JACKSON, Miss. — Police and hospital security patrolled the streets. Property owners asked for quiet. One business owner told of a photographer offering big money just to stand on his roof and snap pictures on the odd chance Tiger Woods appeared.

Whether or not Woods was in a Hattiesburg sex addiction clinic, neighbors made one thing clear Thursday: They want the paparazzi out.

One day after a celebrity Web site posted what it said were the National Enquirer's first photos of Woods since his Nov. 27 car crash — and they sure looked like golf's No. 1 player — authorities beefed up protection at the Pine Grove Behavorial Health and Addiction Services.

Most obvious was a 100-foot stretch of fence at the rear of the compound, which had been raised by 5 feet to some 13 feet.
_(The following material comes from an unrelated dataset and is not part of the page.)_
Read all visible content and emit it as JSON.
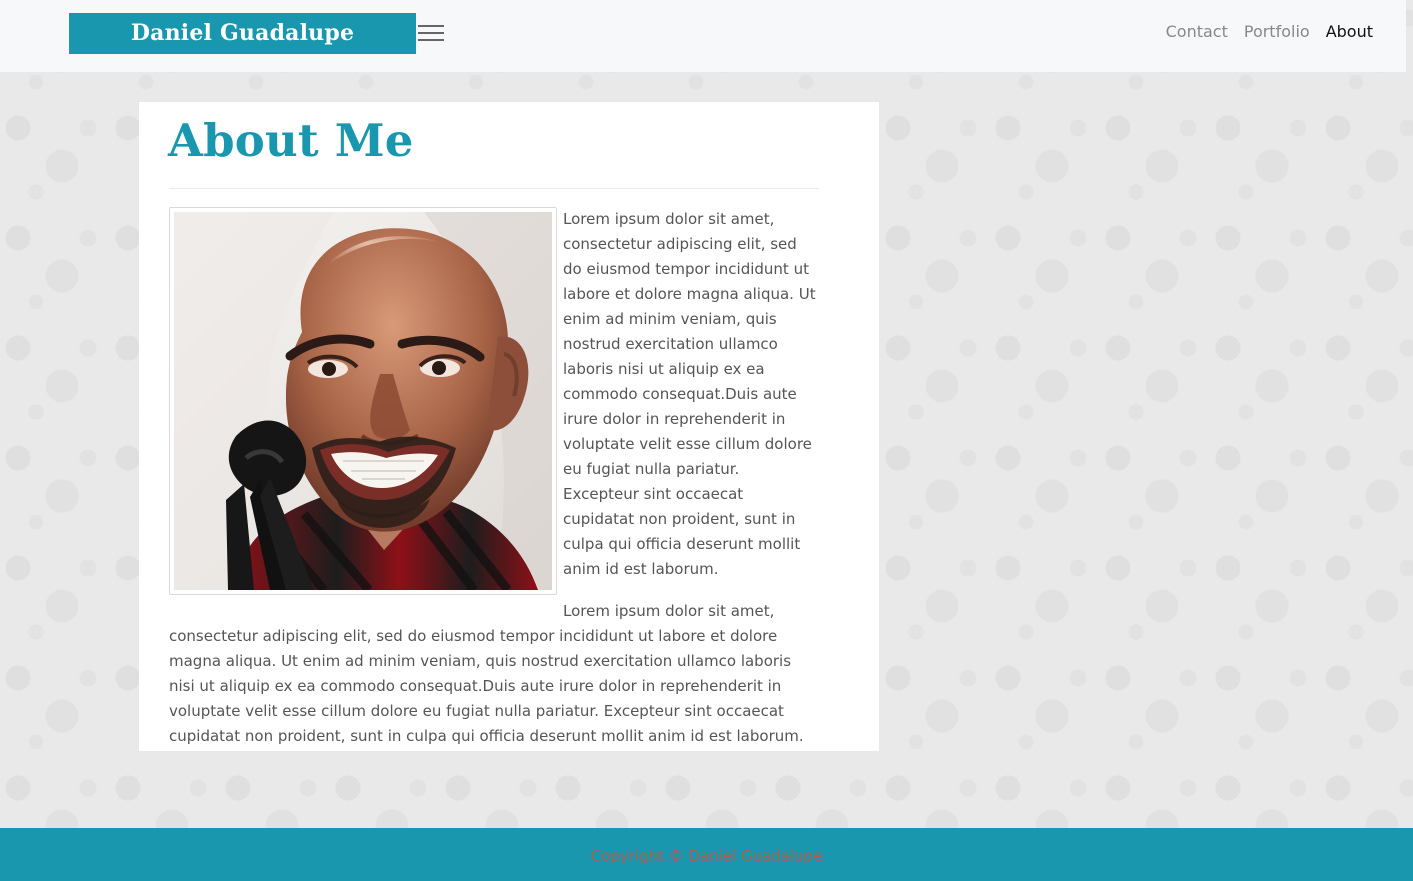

Hattiesburg police and officers from Forrest General Hospital, which owns the clinic, were cruising in marked and unmarked cars, and they approached reporters who showed up.

The heightened security — even though there has been no confirmation that Woods is even at Pine Grove — at least made sure photographers would not have the same view as the one who snapped pictures of the man who resembled Woods.

Weather postpones Bob Hope 2nd round

LA QUINTA, Calif. — Heavy rains forced the postponement of the second round of the Bob Hope Classic on Thursday, wiping out a day of competition at the tournament for the first time in 30 years.

The latest wave of Southern California's major rainstorms hit the Palm Springs area Wednesday afternoon and scarcely let up Thursday morning, with water pooling on greens and fairways. The area already has received 2 inches of rain this week — a rarity in the deserts east of Los Angeles.

The ducks loved it, but the players had no chance. With better weather in the forecast for Friday and the weekend, tournament organizers quickly decided to scrap Thursday's play.

The Hope Classic is the PGA Tour's only five-day, four-course event, giving the tournament extra time to make up Thursday's lost round. The tournament hadn't been interrupted by rain since the opening round of the 1980 tournament, which was suspended and completed the next day.

Cubs closing in on deal to stay in Arizona

CHICAGO — The Chicago Cubs are closing in on an agreement to keep their spring training home in Mesa, Ariz., for the next 25 years after the city proposed building a new $84 million facility that would include a 15,000-seat ballpark.

The Cubs received the proposal Thursday, and a decision is expected by the end of the month.